Как только дверь закрылась, губернатор сказал:
– Хильда, простите великодушно, Морсби заверил меня, что все улажено… я понял это так, что он разговаривал с вами и со Скриппи и договорился о замене. Морсби у нас здесь недавно, я еще не привык к его выходкам. Конечно, это не снимает с меня вину, но, может быть, послужит смягчающим обстоятельством.
– Забудем об этом, Берти. Вы употребили слово «рекогносцировка» – я сказала бы «увеселительная экскурсия». «Рекогносцировка» – военный термин. Вы именно в таком значении его и употребили?
– Да.
– «Ая Плутишка» – частная яхта, а я гражданское лицо. – Она взглянула на меня. – Первый пилот, каково ваше мнение?
– Капитан, если мы вторгаемся на чужую территорию с целью рекогносцировки, то тем самым мы занимаемся шпионажем.
– Губернатор, эта комната надежна?
– Хильда… капитан, в каком смысле?
– Является ли она звукоизолированной? Есть ли здесь подслушивающие устройства?
– Полная звукоизоляция обеспечивается, когда я закрываю вон ту вторую дверь. Микрофон имеется один. Я управляю им с помощью кнопки под ковром – вот здесь.
– Можете вы не просто выключить его, а отключить насовсем? Так, чтобы он не включился по случайности.
– Если пожелаете. Но ведь я мог и солгать. А вдруг тут есть другие микрофоны?
– Я опасаюсь непредвиденного подслушивания. Берти, я совершенно не доверяю Морсби. Но вам я привыкла доверять. Скажите, зачем вам эта рекогносцировка?
– Не знаю точно…
– Разумеется: рекогносцировка для того и делается, чтобы узнать то, чего вы не знаете точно. Вам нужно что-то такое, что можно увидеть с борта Аи – но что?
– Гм… Готовы ли вы все дать обязательство не разглашать военную тайну?
– Хильда…
– Не сейчас, Джейкоб. Губернатор, если вы нам не доверяете, прикажите нам удалиться!
С того момента как Смайз-Карстейрз отвернул ковер и выключил микрофон, он стоял в полный рост. Взглянув на Хильду с этой высоты, он улыбнулся:
– Капитан, вы на редкость миниатюрная женщина… но мне не часто приходилось встречать таких крутых мужчин, как вы. Дело обстоит так: русские послали нам ультиматум. Мы никогда особенно не беспокоились насчет русских, мы ведь заселили другую сторону планеты, а посылка войск на дальние расстояния здесь практически невозможна из-за проблемы снабжения. Океанов нет. Судоходных рек нет. Есть кое-какие каналы – но это для самоубийц. Обе стороны пытались разводить лошадей. Но они тут долго не живут. Не размножаются. У обеих сторон есть орнитоптеры. Но у этих машин малая грузоподъемность и дальность полета. Поэтому я так удивился, когда вы сказали, где у вас была с ними стычка во время вашего первого приземления, и в доказательство предъявили остатки орнитоптера. Любая проблема материально-технического снабжения войск поддается решению, если у вас достаточно людей и достаточно времени. У этих русских орнитоптеров должны быть базы примерно через каждые пятьдесят миль. Если такая цепочка баз дотянется сюда, они нас уничтожат.
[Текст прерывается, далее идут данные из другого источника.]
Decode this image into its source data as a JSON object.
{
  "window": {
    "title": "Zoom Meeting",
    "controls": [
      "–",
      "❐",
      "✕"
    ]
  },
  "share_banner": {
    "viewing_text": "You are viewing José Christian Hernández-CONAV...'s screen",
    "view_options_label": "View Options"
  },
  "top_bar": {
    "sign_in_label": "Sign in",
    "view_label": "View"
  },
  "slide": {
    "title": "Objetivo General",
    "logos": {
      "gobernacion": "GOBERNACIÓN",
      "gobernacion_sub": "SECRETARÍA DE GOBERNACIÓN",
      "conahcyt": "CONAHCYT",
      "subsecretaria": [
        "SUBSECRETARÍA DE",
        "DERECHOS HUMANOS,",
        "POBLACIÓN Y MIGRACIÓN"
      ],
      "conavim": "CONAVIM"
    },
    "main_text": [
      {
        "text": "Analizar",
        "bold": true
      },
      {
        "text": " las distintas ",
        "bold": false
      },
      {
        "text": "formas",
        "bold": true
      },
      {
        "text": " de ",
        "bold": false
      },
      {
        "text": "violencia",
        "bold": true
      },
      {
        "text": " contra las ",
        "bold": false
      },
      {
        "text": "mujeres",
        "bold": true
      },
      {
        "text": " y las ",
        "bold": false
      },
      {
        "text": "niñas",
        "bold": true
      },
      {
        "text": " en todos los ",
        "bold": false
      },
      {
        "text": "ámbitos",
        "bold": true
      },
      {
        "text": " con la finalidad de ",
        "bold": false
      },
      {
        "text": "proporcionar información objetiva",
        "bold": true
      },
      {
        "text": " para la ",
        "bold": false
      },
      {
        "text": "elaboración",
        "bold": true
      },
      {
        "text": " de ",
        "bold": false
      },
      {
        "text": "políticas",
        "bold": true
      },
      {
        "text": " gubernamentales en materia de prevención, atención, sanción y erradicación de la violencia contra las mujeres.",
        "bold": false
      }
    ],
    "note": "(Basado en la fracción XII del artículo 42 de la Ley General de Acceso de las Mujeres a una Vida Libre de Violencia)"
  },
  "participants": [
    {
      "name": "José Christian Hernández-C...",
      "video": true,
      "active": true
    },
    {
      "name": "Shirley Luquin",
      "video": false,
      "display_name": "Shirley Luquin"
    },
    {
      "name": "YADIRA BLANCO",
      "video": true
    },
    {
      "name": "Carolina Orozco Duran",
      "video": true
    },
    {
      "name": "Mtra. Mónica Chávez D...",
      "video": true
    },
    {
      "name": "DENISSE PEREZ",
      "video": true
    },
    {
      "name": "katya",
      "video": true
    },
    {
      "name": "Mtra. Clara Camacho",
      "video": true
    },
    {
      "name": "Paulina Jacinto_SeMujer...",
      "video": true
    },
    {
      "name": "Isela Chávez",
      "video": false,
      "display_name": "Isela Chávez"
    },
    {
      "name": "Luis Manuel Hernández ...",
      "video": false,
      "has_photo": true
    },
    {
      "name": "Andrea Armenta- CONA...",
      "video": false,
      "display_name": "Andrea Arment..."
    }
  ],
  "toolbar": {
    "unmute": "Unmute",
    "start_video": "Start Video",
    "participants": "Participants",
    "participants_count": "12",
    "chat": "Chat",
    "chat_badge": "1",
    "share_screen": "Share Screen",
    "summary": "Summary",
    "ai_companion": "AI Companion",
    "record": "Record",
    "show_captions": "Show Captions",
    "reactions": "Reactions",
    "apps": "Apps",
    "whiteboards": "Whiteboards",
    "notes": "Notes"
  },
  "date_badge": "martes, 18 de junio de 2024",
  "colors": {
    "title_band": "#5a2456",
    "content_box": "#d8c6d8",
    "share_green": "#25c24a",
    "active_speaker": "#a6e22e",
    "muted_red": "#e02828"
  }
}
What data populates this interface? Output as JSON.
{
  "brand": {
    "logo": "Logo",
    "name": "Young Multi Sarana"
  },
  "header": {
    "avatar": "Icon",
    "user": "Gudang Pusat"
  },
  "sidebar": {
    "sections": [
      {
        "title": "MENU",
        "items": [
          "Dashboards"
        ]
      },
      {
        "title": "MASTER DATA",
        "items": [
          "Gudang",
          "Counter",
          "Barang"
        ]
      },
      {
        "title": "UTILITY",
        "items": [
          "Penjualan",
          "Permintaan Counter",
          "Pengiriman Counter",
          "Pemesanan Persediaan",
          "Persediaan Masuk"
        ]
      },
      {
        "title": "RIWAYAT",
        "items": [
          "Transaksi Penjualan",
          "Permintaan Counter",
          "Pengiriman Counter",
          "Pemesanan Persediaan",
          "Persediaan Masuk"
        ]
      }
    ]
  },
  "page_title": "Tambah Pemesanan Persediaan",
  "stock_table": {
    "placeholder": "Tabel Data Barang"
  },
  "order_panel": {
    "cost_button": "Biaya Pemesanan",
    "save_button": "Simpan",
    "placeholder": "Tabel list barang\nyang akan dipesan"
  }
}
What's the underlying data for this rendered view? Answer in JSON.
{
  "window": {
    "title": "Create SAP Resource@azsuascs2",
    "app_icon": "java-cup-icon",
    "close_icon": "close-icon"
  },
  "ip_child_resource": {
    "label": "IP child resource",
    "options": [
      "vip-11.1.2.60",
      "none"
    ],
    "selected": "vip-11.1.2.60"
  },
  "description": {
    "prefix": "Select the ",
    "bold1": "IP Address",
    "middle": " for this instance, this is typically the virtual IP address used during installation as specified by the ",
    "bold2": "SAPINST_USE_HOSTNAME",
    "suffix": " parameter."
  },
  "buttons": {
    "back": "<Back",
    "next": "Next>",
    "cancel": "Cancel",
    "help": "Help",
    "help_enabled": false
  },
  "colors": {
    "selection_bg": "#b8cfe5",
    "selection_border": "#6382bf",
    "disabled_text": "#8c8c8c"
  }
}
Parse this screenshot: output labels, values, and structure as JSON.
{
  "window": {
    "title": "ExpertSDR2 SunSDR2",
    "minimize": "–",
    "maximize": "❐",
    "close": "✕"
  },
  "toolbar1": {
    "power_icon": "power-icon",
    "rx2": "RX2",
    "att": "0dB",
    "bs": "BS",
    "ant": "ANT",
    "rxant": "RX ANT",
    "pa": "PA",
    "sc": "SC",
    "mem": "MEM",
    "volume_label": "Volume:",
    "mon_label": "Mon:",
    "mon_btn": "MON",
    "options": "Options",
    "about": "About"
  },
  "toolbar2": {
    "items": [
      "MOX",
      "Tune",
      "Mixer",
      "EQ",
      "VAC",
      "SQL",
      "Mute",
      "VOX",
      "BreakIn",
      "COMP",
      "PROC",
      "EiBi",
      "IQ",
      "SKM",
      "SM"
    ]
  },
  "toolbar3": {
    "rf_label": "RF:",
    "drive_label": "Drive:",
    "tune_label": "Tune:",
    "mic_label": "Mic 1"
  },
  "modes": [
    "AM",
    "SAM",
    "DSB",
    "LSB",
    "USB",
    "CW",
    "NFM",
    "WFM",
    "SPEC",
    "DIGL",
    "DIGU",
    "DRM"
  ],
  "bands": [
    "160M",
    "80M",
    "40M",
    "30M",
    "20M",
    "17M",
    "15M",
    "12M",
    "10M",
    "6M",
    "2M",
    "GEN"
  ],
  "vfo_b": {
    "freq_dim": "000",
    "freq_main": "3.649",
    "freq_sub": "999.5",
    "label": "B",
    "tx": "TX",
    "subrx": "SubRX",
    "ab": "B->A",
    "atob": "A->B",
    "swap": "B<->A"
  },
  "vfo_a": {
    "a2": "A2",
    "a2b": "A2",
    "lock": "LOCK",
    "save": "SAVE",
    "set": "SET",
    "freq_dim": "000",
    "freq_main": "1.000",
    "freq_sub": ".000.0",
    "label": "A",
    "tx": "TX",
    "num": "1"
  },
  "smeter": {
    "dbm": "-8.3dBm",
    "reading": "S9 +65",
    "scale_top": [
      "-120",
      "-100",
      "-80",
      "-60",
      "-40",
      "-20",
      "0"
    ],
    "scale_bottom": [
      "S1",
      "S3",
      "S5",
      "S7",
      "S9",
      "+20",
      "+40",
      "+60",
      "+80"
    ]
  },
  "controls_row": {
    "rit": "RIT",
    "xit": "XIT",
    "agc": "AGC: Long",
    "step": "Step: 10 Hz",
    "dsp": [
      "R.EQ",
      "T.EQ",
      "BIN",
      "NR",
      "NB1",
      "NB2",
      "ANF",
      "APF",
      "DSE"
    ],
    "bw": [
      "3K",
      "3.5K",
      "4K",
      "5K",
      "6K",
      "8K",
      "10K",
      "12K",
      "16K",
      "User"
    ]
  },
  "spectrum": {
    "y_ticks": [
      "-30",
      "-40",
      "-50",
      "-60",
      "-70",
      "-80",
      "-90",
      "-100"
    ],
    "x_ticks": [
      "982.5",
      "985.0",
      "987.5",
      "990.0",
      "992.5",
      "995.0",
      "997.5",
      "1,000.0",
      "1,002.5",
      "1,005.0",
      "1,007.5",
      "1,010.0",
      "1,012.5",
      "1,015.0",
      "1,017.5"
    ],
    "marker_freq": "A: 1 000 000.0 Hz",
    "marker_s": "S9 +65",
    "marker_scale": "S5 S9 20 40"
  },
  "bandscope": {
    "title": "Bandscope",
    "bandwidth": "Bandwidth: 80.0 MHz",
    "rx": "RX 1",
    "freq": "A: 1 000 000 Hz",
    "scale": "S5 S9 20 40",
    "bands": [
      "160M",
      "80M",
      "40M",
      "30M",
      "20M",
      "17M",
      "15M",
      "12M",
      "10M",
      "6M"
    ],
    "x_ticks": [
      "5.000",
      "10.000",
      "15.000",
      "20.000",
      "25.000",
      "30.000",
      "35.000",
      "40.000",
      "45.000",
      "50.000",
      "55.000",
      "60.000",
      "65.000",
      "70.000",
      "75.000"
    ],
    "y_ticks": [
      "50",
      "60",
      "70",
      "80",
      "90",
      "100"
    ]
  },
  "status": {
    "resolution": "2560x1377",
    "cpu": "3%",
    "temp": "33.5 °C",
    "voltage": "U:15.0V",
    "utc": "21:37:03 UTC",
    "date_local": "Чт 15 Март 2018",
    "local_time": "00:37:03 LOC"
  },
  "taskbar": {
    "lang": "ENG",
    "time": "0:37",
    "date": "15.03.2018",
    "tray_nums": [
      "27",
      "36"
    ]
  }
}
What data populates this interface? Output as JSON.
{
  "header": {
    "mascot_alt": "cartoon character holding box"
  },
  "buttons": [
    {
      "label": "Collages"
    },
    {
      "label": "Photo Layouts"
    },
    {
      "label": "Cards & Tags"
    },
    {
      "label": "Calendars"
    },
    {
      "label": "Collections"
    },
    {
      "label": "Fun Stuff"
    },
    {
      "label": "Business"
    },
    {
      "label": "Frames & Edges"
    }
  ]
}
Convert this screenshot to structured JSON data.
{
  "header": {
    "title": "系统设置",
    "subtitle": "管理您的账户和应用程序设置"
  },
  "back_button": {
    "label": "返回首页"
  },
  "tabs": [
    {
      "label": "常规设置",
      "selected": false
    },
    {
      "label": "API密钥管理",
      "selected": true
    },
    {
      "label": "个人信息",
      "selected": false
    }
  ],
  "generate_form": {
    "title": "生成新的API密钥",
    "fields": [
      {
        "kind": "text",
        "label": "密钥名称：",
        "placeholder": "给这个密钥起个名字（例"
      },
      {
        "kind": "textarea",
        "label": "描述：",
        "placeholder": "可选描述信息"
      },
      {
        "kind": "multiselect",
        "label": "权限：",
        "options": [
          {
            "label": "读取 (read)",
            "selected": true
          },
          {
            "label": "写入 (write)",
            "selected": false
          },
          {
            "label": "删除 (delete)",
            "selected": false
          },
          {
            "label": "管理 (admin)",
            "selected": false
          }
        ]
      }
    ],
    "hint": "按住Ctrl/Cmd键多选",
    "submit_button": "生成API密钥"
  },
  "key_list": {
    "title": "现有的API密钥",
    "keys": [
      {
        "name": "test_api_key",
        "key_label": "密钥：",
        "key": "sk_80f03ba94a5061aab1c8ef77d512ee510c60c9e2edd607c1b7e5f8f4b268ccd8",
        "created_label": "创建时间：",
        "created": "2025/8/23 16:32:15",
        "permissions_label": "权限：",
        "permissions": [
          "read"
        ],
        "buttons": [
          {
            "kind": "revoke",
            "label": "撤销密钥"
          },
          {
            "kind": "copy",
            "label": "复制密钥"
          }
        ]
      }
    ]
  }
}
– Неужели дело настолько серьезно? – спросил я.
– Губернатор, – сказала Шельма, – наш первый пилот единственный среди нас, кто имеет боевой опыт.
– Да, – подтвердил Джейк, грустно улыбнувшись, – я получил свое звание не на поле боя. Я подписывал бумаги.
Берти ответил такой же невеселой улыбкой:
– Что ж, мы с вами товарищи по несчастью. Я уже двадцать лет как не слышал свиста пуль. А теперь мне, возможно, предстоит проиграть последний бой в моей жизни. Друзья мои, по званию мне полагается командовать корпусом… а у меня тут в лучшем случае взвод, который встанет стеной, но тут же и поляжет.
– Губернатор, – сказал Джейк, – в вашем городе тысяч двести населения.
– Больше, Джейк. Но девяносто девять процентов – осужденные, или отбывшие срок, или их жены и дети. Неужели вы думаете, что они проявят верность властям? Да если бы и проявили, они не обучены и не вооружены. У меня тут полк по номиналу, батальон по численности и взвод по мощи. Друзья мои, все эти офицеры и солдаты, да и гражданские служащие тоже – все они по существу такие же ссыльные, как преступники. Что тут удивительного: если офицеру грозит суд, он сплошь и рядом может его избежать, отправившись добровольцем на Марс. Убийц у меня тут нет. Тут кое-что похуже… для меня. Казначей-растратчик: взял казенные деньги, потому что рассчитывал на верный выигрыш на скачках. Или вот, например – да ну их к черту! Это все не злодеи: это слабые люди. Есть несколько отличных ребят. Херд-Джоунз. Один молодой человек по фамилии Бин. Два старых сержанта, за которыми только и прегрешений, что у одного было две жены, а у другого хотя и одна, но не его. Если русские сюда доберутся, они убьют наших местных – они их не приручают, они их убивают на мясо… Они будут убивать всех, кто в форме. Тогда-то наши ссыльные поймут, что крепостным быть хуже, чем свободным человеком, пускай и не на тобой выбранной планете… Скриппи! Где вы были?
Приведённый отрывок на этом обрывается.